Внимательное чтение поэмы, опубликованной лишь через почти что 70 лет после создания, убеждает в том, что опасения Николая были не напрасными.

* * *

В 1942 году, будучи в лагере для русских немецкого происхождения в Конице, в Западной Пруссии, Иванов-Разумник писал статьи для берлинской русскоязычной газеты «Новое слово». Одну из статей он посвятил персонально Клюеву. Шла там речь, в частности, и о «Кремле», с текстом которого критик познакомился через посредничество Анатолия Яра.

«Сломленный нарымской ссылкой и томской тюрьмой, …Клюев пал духом и попробовал вписаться в стан приспособившихся. В 1935 году он написал большую поэму „Кремль“, посвящённую прославлению Сталина, Молотова, Ворошилова и прочих вождей; поэма заканчивалась воплем: „Прости, иль умереть вели!“ Не знаю, дошла ли поэма „Кремль“ до властителей Кремля, но это приспособленчество не помогло Клюеву: он оставался в ссылке до конца срока, до августа 1937 года.
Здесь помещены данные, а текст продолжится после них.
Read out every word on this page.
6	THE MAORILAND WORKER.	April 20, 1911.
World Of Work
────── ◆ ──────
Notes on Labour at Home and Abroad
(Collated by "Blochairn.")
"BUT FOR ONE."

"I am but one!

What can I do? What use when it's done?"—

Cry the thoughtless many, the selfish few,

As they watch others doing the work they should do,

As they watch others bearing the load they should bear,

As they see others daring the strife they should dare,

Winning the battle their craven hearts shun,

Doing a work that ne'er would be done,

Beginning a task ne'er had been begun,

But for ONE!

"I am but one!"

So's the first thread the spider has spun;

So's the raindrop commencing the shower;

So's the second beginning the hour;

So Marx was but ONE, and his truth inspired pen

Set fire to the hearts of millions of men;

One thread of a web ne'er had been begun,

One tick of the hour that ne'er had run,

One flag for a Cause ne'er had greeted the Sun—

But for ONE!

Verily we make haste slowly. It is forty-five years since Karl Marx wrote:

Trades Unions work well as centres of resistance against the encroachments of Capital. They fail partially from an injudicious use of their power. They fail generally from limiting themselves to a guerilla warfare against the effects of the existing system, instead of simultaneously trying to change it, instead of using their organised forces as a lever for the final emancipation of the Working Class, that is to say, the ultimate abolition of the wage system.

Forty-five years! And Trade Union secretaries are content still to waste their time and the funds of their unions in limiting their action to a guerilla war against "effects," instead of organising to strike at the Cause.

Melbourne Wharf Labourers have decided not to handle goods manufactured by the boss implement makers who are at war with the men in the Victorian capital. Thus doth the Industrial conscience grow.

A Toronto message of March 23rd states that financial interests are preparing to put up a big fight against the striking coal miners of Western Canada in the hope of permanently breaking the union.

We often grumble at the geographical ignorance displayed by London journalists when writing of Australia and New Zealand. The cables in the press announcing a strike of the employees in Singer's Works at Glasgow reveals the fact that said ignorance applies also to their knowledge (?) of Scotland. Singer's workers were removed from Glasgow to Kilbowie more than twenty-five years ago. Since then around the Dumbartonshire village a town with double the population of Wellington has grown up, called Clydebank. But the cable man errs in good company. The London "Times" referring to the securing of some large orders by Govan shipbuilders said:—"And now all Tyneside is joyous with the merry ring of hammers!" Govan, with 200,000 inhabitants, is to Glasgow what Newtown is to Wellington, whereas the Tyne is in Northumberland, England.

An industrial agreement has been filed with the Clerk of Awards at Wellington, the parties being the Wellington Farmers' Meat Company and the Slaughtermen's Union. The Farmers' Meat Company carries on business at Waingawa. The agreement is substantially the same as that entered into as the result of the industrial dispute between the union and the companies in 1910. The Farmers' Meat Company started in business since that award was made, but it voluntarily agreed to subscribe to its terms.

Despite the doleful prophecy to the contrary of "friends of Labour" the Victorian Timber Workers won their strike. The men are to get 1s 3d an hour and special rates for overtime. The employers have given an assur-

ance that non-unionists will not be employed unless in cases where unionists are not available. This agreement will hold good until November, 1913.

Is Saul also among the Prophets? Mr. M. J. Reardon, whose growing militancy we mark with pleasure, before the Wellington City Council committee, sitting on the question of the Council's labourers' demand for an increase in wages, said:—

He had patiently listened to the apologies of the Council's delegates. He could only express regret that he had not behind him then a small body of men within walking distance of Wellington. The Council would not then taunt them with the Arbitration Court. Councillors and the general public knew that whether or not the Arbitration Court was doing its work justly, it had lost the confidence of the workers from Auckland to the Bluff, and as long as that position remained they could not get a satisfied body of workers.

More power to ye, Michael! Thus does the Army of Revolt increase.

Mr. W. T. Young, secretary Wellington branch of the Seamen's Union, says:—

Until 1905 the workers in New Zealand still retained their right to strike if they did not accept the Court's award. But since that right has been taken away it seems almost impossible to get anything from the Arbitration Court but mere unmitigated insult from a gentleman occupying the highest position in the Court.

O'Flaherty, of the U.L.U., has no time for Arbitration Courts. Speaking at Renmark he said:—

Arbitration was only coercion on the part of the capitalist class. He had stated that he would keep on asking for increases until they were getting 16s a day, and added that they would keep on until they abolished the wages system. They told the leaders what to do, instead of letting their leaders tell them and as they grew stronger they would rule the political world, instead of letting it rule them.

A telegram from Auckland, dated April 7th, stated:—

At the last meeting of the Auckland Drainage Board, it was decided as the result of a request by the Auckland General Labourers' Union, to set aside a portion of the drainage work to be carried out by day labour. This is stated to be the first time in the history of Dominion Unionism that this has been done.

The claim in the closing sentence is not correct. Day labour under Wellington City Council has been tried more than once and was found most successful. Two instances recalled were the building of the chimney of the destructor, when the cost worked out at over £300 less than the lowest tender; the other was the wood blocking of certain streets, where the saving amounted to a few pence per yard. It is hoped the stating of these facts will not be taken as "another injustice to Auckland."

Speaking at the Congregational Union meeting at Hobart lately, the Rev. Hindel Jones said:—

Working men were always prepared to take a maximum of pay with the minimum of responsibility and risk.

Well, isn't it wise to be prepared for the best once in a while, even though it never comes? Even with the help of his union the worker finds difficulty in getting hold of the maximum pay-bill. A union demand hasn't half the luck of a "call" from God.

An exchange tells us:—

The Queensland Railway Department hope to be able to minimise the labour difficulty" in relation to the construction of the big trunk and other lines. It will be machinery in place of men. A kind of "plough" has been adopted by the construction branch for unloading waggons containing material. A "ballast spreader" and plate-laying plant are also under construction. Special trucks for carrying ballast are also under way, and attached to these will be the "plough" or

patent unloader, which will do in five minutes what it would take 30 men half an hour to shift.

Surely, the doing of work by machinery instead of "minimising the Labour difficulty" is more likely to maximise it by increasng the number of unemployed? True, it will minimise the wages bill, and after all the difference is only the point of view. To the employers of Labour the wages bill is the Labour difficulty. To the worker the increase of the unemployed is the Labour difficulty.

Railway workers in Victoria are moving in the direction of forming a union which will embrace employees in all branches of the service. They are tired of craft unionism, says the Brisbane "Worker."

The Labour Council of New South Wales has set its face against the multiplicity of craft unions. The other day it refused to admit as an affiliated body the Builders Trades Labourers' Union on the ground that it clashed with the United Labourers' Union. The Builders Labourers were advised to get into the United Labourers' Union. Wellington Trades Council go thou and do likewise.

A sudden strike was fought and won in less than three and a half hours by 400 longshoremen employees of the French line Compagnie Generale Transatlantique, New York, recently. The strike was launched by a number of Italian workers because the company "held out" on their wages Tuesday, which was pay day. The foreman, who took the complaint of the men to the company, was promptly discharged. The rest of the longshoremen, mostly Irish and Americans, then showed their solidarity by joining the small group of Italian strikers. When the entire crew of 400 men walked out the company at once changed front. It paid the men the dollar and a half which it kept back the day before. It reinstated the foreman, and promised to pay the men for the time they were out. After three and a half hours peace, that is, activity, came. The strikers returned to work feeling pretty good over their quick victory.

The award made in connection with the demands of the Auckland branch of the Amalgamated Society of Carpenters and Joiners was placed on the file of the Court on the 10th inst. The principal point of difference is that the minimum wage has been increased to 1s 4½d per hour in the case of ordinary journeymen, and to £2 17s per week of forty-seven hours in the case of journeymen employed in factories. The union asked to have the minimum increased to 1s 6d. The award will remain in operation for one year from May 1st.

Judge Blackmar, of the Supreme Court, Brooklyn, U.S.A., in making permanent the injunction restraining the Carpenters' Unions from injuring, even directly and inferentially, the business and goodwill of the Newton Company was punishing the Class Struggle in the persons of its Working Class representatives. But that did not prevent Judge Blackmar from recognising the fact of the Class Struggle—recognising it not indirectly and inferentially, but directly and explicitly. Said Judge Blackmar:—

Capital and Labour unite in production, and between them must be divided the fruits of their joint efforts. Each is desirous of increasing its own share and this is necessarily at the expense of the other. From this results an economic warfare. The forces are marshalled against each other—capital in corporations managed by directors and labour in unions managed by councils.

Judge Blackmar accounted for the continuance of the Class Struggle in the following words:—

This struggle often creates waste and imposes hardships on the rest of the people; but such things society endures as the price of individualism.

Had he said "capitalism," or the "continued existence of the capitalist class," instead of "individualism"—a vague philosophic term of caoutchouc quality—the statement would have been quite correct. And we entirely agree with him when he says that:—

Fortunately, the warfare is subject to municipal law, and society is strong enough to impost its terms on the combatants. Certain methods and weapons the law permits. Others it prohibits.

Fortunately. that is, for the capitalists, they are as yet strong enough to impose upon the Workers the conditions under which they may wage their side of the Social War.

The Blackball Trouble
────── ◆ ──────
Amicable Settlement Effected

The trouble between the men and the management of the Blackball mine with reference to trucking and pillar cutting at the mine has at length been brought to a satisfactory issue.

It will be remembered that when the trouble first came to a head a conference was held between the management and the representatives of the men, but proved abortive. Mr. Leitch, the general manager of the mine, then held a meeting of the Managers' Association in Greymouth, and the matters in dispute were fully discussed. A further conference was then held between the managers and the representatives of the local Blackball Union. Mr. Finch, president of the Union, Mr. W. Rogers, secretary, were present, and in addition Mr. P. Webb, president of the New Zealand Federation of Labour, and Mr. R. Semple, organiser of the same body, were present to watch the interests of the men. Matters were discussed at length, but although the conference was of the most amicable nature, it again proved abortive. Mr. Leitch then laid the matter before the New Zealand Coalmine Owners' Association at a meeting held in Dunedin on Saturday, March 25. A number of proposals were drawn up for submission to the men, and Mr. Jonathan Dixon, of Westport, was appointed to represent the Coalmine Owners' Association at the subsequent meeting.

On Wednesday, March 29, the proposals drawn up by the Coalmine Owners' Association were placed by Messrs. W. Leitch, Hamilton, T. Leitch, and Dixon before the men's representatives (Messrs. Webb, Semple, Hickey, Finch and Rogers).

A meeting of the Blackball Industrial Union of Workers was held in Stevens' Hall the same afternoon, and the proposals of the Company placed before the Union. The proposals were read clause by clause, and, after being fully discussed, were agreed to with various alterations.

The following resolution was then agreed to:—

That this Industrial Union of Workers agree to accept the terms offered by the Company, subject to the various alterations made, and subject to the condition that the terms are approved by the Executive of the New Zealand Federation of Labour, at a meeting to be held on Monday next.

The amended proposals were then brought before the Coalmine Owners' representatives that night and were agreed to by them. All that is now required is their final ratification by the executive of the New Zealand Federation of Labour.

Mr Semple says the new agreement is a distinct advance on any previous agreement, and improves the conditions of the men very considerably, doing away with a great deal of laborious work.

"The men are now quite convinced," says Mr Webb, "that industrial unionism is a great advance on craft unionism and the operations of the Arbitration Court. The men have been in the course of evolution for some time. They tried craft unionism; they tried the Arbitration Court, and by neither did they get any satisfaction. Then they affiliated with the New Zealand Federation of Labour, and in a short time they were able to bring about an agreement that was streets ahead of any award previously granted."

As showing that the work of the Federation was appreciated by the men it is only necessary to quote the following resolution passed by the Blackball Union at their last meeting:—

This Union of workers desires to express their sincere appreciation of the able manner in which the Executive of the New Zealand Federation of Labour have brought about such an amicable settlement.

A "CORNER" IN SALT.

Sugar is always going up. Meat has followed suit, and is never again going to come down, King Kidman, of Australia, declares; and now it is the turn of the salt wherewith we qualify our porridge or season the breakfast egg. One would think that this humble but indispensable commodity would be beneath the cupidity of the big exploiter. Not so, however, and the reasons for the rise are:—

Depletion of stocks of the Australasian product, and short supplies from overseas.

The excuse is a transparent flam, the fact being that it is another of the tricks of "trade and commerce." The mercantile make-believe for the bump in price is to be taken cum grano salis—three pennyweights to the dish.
К слову сказать: поэзия не терпит неискренности и насилия. Вымученный „Кремль“, если бы он даже сохранился, не прибавил бы лавров в поэтический венок Клюева; а он мог и не сохраниться, как и всё поэтическое наследие Клюева этих последних годов жизни».

Ссылаясь на Иванова-Разумника, примерно в том же тоне отозвался о «Кремле» первый публикатор Клюева в США и в Германии Борис Филиппов: «„Кремль“ пропал бесследно, но это — самая лучшая участь для вымученного и фальшивого панегирика жертвы палачу»…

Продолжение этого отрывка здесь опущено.